This project is a Pytorch implentation of TD3. The paper can be found here Addressing Function Approximation Error in Actor-Critic Methods by Scott Fujimoto, Herke van Hoof and David Meger.
The implementations for each environment is written in corresponding named jupyter notebook.
In this environment, reward is given for moving forward, total 300+ points up to the far end. If the robot falls, it gets -100. Applying motor torque costs a small amount of points, more optimal agent will get better score. State consists of hull angle speed, angular velocity, horizontal speed, vertical speed, position of joints and joints angular speed, legs contact with ground, and 10 lidar rangefinder measurements. There's no coordinates in the state vector.
(description from offical documentation)
The observation space consists of 24 variables. Each action is a vector with four numbers. Every entry in the action vector should be a number between -1 and 1.

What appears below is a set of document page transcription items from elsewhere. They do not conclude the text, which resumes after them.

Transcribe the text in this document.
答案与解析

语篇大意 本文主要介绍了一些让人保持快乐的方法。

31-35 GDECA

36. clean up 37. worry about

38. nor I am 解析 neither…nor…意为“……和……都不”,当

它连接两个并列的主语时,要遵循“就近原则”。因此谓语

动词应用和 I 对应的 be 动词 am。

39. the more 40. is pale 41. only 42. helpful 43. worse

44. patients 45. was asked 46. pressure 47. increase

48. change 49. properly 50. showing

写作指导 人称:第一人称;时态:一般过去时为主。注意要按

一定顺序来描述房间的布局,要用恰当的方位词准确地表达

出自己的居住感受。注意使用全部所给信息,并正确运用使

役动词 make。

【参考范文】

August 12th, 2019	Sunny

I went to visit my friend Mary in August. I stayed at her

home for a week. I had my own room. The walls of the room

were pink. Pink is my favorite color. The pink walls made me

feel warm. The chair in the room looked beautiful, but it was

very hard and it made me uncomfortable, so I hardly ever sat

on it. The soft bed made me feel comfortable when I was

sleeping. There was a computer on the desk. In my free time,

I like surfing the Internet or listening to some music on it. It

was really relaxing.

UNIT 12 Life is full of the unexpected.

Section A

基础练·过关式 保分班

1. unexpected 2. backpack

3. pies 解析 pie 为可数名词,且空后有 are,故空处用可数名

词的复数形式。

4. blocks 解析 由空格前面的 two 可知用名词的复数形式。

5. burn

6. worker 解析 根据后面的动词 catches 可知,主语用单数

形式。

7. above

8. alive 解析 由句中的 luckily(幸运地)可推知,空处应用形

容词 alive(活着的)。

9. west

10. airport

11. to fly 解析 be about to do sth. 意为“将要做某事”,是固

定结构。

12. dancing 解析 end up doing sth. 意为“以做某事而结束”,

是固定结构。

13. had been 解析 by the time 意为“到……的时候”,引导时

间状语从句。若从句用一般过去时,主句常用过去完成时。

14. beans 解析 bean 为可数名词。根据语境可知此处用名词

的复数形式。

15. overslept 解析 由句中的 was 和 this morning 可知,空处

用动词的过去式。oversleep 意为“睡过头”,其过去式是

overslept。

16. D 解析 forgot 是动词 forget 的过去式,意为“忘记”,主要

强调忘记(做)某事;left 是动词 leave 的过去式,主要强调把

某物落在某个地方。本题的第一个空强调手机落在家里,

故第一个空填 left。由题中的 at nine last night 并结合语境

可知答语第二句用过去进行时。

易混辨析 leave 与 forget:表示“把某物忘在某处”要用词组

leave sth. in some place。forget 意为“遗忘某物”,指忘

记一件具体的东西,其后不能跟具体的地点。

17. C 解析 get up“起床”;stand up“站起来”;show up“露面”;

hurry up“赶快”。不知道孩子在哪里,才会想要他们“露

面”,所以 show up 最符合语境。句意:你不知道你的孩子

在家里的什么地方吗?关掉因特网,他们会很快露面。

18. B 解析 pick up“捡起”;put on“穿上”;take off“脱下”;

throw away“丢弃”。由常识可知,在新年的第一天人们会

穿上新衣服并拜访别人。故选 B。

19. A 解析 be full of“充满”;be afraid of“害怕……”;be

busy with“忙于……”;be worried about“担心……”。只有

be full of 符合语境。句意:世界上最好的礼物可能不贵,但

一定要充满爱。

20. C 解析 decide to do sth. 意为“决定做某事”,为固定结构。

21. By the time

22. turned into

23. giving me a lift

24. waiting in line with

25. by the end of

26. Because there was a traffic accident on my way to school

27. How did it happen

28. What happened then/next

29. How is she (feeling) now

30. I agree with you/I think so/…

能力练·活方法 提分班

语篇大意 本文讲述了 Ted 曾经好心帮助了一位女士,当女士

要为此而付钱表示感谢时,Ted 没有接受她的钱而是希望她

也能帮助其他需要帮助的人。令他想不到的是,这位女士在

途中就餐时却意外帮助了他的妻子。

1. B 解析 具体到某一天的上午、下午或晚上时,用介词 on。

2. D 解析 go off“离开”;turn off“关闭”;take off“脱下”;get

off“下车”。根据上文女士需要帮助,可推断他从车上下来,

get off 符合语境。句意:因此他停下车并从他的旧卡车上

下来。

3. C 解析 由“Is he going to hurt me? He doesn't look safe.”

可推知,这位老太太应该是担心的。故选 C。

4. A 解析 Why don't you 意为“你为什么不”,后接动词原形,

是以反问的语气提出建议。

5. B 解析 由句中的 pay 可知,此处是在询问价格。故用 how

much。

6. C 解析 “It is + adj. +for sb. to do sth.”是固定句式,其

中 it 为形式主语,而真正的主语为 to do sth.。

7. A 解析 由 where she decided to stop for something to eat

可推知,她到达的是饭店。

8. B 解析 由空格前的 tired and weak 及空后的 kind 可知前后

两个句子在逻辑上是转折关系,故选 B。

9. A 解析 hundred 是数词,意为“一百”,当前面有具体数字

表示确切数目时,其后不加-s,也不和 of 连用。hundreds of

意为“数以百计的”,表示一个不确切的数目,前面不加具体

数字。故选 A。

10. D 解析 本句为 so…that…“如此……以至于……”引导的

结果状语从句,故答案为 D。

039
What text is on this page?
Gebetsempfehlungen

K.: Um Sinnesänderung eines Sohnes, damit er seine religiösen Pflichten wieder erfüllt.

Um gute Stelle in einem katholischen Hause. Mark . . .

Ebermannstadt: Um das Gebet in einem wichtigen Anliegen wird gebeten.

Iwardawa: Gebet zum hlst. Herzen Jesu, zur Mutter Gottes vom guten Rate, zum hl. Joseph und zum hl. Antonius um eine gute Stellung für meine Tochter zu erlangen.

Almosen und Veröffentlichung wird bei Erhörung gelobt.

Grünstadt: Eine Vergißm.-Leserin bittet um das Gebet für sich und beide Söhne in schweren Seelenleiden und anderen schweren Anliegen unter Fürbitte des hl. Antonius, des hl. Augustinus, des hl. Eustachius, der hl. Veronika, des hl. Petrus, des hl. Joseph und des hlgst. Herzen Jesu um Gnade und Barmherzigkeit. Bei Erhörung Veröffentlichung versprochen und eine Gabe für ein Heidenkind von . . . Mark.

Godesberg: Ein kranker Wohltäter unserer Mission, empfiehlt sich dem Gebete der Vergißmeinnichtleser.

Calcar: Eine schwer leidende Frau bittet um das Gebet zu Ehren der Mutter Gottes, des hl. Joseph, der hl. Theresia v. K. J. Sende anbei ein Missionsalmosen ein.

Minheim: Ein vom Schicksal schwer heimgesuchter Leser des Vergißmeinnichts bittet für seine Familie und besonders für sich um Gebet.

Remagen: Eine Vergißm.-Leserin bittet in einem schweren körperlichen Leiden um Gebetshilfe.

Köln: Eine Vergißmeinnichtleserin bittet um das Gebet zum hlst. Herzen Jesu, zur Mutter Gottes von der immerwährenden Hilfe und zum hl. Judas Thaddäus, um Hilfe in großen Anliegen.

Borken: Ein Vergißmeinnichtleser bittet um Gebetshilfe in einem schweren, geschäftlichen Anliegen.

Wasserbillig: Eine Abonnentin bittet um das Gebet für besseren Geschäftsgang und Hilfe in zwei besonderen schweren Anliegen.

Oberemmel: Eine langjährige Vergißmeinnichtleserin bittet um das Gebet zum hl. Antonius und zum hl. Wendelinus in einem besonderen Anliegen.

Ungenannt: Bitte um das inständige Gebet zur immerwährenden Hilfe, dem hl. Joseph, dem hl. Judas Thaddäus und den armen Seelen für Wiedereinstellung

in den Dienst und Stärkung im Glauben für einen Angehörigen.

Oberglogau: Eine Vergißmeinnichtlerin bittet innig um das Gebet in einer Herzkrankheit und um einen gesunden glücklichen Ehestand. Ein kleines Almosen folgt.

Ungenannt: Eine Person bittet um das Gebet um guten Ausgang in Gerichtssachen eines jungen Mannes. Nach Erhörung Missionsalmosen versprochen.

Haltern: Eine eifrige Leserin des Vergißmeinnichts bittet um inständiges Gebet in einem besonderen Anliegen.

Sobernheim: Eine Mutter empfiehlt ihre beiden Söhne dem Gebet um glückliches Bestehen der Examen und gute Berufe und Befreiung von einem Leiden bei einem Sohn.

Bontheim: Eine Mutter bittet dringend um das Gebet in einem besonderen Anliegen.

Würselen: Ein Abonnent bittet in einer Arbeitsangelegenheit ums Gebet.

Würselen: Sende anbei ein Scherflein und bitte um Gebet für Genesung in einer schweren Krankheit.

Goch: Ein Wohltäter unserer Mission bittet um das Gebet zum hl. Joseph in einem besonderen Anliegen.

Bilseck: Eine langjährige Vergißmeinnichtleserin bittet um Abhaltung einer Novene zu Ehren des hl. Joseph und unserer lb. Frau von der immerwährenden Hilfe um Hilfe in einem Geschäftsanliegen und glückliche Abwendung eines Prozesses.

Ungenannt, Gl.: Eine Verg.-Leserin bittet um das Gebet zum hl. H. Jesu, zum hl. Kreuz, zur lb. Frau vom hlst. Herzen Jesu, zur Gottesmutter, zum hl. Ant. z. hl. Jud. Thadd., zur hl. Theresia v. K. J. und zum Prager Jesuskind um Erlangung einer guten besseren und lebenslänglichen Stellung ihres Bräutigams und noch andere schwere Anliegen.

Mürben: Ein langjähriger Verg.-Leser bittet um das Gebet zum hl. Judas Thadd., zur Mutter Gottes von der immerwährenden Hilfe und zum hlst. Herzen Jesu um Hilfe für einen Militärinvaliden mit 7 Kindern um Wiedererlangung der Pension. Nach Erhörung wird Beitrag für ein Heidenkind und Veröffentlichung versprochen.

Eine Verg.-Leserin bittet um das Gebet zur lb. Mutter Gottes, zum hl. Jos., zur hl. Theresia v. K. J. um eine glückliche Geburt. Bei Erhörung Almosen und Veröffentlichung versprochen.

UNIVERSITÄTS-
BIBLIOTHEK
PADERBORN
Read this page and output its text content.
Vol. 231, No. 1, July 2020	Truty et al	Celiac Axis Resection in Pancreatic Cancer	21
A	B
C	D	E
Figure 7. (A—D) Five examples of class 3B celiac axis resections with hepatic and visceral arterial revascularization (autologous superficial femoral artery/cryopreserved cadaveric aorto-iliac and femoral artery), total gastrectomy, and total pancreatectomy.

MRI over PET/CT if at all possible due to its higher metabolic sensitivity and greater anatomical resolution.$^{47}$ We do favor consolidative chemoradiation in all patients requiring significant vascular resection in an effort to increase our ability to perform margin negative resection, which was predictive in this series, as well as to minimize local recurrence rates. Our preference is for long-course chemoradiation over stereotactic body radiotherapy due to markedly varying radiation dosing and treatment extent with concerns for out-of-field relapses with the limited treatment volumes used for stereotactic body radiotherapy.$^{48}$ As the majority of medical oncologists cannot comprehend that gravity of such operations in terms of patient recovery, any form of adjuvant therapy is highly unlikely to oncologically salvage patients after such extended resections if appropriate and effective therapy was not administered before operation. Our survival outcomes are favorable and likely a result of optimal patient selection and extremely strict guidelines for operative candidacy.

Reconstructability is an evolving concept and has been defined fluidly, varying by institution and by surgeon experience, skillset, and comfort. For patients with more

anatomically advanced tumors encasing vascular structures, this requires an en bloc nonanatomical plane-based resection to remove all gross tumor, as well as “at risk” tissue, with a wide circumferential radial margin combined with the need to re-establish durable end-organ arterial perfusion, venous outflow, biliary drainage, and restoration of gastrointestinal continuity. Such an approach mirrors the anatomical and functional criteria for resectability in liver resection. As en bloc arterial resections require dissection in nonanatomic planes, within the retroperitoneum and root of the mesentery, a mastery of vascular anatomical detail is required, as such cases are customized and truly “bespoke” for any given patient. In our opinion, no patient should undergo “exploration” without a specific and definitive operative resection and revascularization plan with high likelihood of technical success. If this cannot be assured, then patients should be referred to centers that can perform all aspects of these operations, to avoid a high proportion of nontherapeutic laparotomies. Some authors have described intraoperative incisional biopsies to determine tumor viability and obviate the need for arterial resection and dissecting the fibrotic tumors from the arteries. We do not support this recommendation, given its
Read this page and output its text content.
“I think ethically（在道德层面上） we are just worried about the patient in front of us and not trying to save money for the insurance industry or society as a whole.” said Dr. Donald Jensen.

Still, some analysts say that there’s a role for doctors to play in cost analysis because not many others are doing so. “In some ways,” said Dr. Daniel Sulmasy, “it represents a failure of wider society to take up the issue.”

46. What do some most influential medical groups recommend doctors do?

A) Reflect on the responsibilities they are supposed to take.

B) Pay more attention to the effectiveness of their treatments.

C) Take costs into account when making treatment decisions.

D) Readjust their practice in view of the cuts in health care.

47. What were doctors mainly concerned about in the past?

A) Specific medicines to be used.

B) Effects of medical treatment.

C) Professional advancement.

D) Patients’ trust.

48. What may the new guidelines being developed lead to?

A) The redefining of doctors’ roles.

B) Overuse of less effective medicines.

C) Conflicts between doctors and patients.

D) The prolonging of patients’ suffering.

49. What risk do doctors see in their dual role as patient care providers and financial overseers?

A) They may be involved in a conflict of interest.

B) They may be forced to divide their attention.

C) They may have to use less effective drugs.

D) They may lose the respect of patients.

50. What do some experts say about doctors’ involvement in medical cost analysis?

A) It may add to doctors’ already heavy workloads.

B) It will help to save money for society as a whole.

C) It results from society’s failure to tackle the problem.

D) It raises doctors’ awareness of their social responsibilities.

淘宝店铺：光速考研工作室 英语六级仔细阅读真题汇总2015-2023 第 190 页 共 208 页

In this project, I use the following libraries.
Python 3.6
Pytorch - 0.4.0
gym - 0.11
Numpy
Pandas
Matplotlib
Jupyter notebook
You can follow this instruction to install OpenAI gym. Notice that Bipedal belongs to Box2d class, so only perform minimal installation is not enough, Box2d is also needed.
Go to the project folder, and open it with jupyter notebook.
The code implemented by the author of the paper is really good, I reference some part from it.